In effetti attorno al piccolo ruscello che scorreva giù dal monte iniziavano a vedersi chiazze di vegetazione più verde e rigogliosa che nel resto della valle.
«Il nuovo fiume sta portando nuova vita e un giorno sorgeranno nuovi alberi, palme, felci e villaggi anche di qua» concluse Luta.Kukì, Gapi e Anita si guardarono negli occhi e si sentirono subito più felici. Ringraziarono il fiume e s’incamminarono indietro verso i loro villaggi lasciando tutto come stava. Kukì arrivò per ultimo, dopo quattro giorni di cammino, essendo il suo villaggio, Mapasci, il più lontano.

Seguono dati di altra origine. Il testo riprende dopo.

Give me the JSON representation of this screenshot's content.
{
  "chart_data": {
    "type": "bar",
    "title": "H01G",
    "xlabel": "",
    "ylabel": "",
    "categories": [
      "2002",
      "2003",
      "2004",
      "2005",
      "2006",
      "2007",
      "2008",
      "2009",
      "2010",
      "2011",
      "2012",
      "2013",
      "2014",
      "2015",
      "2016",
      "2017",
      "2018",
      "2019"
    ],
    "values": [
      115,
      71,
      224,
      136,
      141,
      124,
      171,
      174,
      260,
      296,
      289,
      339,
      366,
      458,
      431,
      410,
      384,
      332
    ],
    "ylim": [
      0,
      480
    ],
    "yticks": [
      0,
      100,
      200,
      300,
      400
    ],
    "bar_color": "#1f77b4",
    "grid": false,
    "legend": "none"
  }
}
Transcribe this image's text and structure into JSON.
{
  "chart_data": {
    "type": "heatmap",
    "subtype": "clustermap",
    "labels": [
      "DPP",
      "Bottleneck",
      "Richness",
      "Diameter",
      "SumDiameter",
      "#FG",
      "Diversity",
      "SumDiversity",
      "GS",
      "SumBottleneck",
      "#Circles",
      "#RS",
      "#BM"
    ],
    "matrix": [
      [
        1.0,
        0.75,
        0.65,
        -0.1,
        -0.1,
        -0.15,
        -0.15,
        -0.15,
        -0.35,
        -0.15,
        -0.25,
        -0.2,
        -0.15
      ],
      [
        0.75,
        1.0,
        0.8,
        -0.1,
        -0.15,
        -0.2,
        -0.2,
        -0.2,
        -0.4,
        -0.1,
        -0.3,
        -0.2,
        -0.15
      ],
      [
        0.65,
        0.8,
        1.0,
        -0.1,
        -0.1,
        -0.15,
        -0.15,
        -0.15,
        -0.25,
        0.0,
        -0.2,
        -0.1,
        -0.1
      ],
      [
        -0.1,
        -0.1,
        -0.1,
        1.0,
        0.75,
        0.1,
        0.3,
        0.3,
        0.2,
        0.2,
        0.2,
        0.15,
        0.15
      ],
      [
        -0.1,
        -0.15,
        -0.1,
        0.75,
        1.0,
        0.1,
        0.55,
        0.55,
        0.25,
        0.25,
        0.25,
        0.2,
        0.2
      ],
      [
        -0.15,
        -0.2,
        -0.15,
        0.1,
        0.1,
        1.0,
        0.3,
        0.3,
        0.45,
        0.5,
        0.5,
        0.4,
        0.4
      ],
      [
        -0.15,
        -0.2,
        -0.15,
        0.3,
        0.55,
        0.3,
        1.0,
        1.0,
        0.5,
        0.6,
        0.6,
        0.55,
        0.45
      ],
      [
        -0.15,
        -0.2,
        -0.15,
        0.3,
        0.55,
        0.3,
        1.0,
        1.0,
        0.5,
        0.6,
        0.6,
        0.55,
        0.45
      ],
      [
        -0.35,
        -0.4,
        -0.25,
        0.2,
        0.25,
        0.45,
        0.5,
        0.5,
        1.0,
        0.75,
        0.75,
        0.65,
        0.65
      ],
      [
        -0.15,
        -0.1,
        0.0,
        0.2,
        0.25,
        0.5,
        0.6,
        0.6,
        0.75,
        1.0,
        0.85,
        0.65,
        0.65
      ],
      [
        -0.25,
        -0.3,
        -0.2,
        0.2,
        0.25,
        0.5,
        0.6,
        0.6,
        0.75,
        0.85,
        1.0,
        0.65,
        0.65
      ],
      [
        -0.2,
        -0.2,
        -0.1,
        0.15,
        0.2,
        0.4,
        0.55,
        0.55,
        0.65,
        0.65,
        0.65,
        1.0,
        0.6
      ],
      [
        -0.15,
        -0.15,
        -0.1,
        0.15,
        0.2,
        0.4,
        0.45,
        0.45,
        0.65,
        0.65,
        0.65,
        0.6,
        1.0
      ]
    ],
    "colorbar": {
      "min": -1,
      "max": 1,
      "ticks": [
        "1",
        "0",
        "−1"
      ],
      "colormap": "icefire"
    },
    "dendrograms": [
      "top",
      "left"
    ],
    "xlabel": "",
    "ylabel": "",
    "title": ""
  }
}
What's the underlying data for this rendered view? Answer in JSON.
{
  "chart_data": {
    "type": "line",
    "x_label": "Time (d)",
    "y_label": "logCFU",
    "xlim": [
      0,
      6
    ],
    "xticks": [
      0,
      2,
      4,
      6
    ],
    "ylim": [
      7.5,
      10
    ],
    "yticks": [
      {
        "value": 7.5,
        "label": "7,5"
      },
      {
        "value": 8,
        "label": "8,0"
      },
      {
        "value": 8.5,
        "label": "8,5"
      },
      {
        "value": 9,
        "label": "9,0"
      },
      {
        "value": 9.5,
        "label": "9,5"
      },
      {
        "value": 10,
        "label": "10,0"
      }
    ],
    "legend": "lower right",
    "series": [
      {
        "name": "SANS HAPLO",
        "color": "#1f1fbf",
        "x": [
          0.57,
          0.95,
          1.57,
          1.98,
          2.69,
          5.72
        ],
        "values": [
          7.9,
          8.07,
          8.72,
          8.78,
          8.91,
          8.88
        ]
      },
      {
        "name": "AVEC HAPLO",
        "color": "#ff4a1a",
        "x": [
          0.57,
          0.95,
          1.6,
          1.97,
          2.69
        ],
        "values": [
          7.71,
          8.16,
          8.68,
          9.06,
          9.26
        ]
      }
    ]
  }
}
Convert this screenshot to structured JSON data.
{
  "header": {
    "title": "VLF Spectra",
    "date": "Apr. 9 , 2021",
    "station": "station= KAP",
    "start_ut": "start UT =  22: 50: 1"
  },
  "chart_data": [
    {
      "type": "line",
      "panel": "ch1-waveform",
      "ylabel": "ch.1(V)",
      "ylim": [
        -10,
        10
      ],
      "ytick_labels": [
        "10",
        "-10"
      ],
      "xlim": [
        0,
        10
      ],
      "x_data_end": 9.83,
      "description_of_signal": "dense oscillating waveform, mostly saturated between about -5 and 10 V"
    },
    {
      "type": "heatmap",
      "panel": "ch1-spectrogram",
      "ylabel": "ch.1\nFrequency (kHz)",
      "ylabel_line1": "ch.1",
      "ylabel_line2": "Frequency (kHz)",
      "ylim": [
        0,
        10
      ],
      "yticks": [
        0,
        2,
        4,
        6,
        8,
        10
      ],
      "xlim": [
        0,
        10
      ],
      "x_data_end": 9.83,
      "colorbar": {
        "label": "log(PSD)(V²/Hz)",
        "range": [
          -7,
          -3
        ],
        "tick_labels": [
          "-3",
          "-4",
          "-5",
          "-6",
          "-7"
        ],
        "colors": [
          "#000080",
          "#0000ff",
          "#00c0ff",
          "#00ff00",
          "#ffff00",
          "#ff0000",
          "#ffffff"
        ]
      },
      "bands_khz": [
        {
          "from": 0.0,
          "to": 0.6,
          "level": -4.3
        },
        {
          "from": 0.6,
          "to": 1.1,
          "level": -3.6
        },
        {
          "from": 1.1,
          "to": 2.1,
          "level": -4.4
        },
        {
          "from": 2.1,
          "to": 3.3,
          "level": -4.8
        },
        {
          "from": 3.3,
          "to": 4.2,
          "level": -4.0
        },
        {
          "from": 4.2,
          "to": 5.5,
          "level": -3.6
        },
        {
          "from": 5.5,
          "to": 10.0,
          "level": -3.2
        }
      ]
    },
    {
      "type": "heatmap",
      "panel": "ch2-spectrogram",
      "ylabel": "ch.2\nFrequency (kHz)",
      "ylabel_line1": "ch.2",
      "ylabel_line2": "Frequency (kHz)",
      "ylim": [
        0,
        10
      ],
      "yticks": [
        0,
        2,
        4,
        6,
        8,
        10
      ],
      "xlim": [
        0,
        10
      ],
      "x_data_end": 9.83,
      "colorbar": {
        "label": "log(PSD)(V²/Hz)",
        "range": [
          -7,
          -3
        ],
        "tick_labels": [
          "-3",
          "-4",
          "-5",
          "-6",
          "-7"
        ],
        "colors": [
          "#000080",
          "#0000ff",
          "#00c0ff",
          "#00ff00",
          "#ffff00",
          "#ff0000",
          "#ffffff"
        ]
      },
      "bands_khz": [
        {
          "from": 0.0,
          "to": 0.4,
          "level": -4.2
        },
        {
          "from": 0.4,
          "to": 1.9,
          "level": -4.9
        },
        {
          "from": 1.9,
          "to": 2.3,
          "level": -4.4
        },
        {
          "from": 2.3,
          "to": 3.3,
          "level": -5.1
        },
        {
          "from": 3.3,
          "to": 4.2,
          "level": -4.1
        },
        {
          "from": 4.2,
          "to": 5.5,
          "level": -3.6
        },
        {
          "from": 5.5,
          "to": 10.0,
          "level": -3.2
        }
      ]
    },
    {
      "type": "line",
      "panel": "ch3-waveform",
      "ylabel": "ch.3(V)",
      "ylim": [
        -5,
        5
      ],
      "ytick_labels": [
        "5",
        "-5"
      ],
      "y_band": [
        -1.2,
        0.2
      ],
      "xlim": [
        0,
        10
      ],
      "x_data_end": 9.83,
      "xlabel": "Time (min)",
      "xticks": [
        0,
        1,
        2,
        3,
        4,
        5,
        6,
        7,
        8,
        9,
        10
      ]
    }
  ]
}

Al suo ritorno Cariba convocò un grande cerchio e chiese a Kukì di raccontare per filo e per segno quello che era successo. Tutte e tutti ascoltarono in silenzio. Alla fine, Bakuri, il signore con pochi denti preoccupato per le sue zucche, prese parola e trattenendo a stento la rabbia disse: «Hai fatto tutto questo viaggio per niente, alla fine è tutto come prima!»
Kukì lo guardò perplesso: «Non è vero, sono cambiate tante cose. Adesso abbiamo degli amici che prima non avevamo, conosciamo il volere del fiume e sappiamo il motivo per cui abbiamo meno acqua».

Cariba disse che era vero e indisse dei grandi celebrazioni. Ci furono feste, balli e risate e per tre giorni tutti, ma proprio tutti, furono felici, o quasi. Gli abitanti di Mapasci si abituarono in fretta a vivere con meno acqua: le zucche di Bakurì vennero un po’ meno grandi, ma sfamavano lo stesso; le pietre di Sachabe furono un po’ meno levigate, ma gli appassionati di Bango nemmeno se ne accorsero e chi se ne accorse se ne dimenticò ben presto. In breve tutte e tutti tornarono a essere felici e tristi nelle stesse proporzioni di sempre.